18 June 2012

Tanzania: Good Infrastructure to Boost Taxes - MPs

Dodoma — TANZANIA will continue to lose revenues through tax incentives unless the government invests heavily in the improvement of the country's infrastructure to create conducive business environment.

Members of Parliament said here on Sunday that tax incentives to local and foreign investors were inevitable under the current situation, which they described as unfriendly to business.

They were debating a report by Policy Forum on tax incentives and revenue losses in Tanzania, which shows that the country losses tax revenues amounting to six per cent of Gross Domestic Product, with beneficiaries being a small group of foreign investors.

"I can hardly see an alternative to tax incentives due to our harsh business environment...poor and bureaucratic services, erratic power supply and poor roads are big disincentives to investors," charged Mr Ezekia Wenje (Nyamagana -Chadema).

He argued that the alternative was to put in place smooth and friendly business environment that would easily attract investors into the country without necessarily seducing them through tax holidays, that deny the government massive tax revenues.

Another legislator, Ms Sabreena Sungura (Special Seats - Chadema), cited Kigoma, saying although the region has developed a Special Economic Zone (SEZ, investors would hardly invest. "Poor infrastructure is the root cause of excessive tax incentives to investors...which investor would invest in Kigoma, for instance, where there is no any reliable means of transport," queried Ms Sungura.

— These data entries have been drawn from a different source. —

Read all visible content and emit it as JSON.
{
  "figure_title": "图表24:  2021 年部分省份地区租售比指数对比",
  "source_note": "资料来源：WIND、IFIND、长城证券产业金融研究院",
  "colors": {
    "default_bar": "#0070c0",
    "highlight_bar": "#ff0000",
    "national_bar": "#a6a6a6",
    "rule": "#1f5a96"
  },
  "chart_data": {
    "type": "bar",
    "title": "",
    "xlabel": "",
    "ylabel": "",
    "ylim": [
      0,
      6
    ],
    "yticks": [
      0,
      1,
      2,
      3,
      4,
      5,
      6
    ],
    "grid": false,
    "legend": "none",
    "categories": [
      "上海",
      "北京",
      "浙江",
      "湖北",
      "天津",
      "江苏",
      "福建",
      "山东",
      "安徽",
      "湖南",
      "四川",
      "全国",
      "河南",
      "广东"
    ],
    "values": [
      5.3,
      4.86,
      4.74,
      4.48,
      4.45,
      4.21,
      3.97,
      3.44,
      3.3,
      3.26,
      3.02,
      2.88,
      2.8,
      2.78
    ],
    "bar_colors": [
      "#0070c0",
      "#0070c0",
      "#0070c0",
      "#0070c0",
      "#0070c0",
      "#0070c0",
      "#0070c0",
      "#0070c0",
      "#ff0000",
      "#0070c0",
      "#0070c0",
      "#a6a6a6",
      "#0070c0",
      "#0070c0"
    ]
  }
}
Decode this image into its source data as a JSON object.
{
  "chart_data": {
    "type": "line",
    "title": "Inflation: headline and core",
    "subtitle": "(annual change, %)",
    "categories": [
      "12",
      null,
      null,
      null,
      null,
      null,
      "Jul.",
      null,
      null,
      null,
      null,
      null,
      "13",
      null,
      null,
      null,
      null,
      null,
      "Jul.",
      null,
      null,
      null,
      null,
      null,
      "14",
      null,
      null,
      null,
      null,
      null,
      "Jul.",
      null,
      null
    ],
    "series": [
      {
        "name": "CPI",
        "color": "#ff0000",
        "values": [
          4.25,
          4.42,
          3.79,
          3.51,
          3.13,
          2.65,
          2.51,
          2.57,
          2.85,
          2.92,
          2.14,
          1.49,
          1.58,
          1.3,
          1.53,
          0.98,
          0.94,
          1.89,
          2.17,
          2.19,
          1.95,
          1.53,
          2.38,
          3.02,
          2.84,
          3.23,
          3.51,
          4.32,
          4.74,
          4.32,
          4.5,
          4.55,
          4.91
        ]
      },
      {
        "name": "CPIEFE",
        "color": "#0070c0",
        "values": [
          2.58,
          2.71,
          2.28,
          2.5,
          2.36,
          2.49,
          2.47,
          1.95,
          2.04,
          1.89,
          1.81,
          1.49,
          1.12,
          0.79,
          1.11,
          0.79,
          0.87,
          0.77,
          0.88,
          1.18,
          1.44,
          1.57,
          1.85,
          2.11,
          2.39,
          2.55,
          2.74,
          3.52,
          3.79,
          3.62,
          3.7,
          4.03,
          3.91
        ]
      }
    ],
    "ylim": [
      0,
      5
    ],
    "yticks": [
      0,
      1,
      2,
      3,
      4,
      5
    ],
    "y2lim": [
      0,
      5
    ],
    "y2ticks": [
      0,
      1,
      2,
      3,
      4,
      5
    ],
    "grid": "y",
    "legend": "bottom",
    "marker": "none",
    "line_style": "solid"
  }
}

She, however, decried the system under which incentives were provided, saying the system itself was providing loopholes for corruption. The lawmaker faulted the system of entrusting the minister with the sensitive responsibility of awarding incentives to applicants.

The MPs decried massive tax evasion on top of incentives, charging that the country has great potentials of collecting high taxes and running its affairs independently. Dr Titus Kamani (Busega - CCM) said multiple taxes were discouraging tax compliance.

Presenting a report, Dr Ernest Ngowi said tax incentives narrow the tax base, citing the 2008 annual report by Tanzania Revenue Authority (TRA) that showed only 39 large taxpayers contributed about 80 per cent of the country's tax revenues.

The revenue collection agency further claims that out of 15 million potential taxpayers, only 1.6 million pay taxes. The informal sector that accounts for between 40 and 60 per cent of GDP and about 70 per cent of the country's workforce goes virtually untaxed.